Dean testified Monday that he fired at Jefferson because she pointed a gun at him.

“As I started to get that second phrase out, ‘Show me your hands,’ I saw a silhouette,” the former officer said. “I was looking right down the barrel of a gun, and when I saw the barrel of that gun pointed at me, I fired a single shot from my duty weapon.”

Dean said he had his weapon out because he believed the home was in the midst of being robbed. He fired at her through the window “because we’re taught to meet deadly force with deadly force. We’re not taught that we have to wait,” he said.

In cross-examination, however, Dean admitted many of his actions that night were “bad police work,” including firing without seeing her hands or what was behind her, failing to tell his partner he saw a gun and rushing into the home without fully ensuring it was safe.

“You’ve got another fellow officer from the Fort Worth Police Department entering a home which you have determined to be a burglary in progress with a possible armed assailant, and you didn’t think to tell your partner, ‘Hey there’s a gun inside?’” prosecutor R. Dale Smith asked.

“No,” Dean said.

Woman shot and killed by police officer in her own home

“You didn’t think to tell her, ‘Hey I saw somebody with a gun?’” Smith asked.

“No,” he said.

Dean’s testimony is pivotal in the trial, which also featured body-camera footage of the shooting and testimony from the primary witnesses, Dean’s police partner Carol Darch and Jefferson’s 11-year-old nephew.

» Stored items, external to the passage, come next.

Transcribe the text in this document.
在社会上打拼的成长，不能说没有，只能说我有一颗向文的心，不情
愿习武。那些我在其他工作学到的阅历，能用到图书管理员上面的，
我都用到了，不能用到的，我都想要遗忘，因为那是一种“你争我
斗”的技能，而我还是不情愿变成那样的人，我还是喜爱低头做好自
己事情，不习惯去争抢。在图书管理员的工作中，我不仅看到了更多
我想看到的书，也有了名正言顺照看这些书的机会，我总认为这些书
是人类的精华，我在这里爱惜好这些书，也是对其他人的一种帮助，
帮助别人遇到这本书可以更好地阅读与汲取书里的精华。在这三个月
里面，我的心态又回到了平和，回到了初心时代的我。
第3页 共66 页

On the stand, Dean described the silhouette he saw as being “bent over” facing the window with upper arm movement.

He grew emotional as he spoke about the moments after he shot Jefferson.

“I observed the person that we now know is Ms. Jefferson. I heard her scream and saw her fall like this,” Dean said, gesturing in a downward motion. “And I knew that I’d shot that person.”

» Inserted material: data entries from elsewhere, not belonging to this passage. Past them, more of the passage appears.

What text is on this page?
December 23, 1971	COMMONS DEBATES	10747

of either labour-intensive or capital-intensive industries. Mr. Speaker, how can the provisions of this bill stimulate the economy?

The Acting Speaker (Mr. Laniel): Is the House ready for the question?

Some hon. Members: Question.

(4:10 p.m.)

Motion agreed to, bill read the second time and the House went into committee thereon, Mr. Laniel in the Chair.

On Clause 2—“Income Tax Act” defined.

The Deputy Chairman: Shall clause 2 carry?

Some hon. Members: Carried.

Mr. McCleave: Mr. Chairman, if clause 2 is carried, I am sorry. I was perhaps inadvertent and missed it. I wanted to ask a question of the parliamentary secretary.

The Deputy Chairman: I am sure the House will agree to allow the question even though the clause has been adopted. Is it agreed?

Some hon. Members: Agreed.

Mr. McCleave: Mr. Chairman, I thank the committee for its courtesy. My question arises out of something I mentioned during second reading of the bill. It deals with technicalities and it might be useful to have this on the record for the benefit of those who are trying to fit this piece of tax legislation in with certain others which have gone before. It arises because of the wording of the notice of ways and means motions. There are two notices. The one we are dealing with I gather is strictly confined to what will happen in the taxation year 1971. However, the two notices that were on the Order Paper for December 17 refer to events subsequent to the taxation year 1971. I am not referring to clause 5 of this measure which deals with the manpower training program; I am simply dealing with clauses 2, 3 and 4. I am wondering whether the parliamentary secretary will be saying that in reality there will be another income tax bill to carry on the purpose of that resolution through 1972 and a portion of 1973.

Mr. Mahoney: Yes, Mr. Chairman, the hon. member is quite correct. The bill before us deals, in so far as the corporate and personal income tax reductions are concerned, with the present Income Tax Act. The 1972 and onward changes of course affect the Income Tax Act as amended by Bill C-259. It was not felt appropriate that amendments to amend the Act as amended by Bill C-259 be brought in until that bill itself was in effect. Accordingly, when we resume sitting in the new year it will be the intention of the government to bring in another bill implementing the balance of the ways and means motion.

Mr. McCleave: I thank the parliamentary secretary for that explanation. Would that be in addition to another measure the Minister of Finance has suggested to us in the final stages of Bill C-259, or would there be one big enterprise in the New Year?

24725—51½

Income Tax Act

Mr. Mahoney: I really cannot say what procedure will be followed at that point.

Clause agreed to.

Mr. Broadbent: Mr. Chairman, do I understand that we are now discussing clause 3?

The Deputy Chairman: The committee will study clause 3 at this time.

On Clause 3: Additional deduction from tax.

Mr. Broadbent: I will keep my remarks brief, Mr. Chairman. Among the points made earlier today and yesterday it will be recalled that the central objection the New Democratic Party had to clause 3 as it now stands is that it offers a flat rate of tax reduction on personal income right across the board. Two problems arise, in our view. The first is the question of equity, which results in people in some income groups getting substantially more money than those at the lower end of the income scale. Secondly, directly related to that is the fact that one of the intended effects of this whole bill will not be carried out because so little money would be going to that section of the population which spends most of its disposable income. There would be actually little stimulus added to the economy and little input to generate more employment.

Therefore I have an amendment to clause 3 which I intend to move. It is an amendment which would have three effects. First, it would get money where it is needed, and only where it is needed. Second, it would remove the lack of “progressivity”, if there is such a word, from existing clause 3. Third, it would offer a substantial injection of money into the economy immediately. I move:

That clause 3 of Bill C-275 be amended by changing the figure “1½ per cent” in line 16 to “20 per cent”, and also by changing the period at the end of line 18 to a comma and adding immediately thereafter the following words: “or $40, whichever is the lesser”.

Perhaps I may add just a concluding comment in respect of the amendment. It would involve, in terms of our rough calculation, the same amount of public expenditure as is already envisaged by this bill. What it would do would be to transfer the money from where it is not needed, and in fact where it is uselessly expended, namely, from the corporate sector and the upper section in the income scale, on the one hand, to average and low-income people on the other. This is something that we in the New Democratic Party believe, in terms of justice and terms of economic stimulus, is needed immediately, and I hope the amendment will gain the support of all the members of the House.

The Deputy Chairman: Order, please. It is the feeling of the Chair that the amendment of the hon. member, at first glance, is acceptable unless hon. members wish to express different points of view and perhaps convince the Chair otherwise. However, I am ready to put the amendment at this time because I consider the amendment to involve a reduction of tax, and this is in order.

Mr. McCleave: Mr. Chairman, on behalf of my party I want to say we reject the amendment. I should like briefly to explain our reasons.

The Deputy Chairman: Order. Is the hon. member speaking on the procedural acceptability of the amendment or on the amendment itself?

He said after firing the shot he tried opening the window to render aid but couldn’t get it open, so they ran around to the front door and entered the home. He and Darch went into the bedroom and saw a child there.

“I’m thinking, who brings a kid to a burglary? What is going on?” Dean said.

The prosecution’s first witness was Zion Carr, who was 8 years old and in the bedroom with his “Aunt Tay” then she was shot.

Now 11, the boy testified they had accidentally burned hamburgers earlier in the night, so they opened the doors to air the smoke out of the house.

He and his aunt were up late playing video games when Jefferson heard a noise outside, and she then went to her purse to get her gun, he testified. He did not see her raise her firearm toward the window, he testified.

Zion said he did not hear or see anything outside the window, but he saw his aunt fall to the ground and start crying.

“I was thinking, ‘Is it a dream?’” he testified. “She was crying and just shaking.”

Prosecutors also called to the stand Dean’s police partner, Darch, who testified she was with Dean when they went to investigate the home.

She said she believed the home was being burglarized because two doors were open, lights were on inside, cabinets were wide open and things were strewn about the living room and kitchen area.

She had her back to the window when Dean began to yell out commands for Jefferson to put her hands up, she testified. Darch said she started to turn around, heard a gunshot, then looked over Dean’s shoulder and could see a face in the window with eyes “as big as saucers.”

She testified she did not see Jefferson holding a gun and didn’t recall Dean ever saying Jefferson had a gun.

An attorney for Jefferson’s family said she was trying to protect her nephew from what they both thought was a prowler. She had moved into her ailing mother’s Fort Worth home a few months earlier to take care of her, family attorney S. Lee Merritt said at the time. She also took care of her nephews.

Jefferson graduated from Xavier University of Louisiana in 2014 with a degree in biology and worked in pharmaceutical equipment sales, according to her family’s attorney.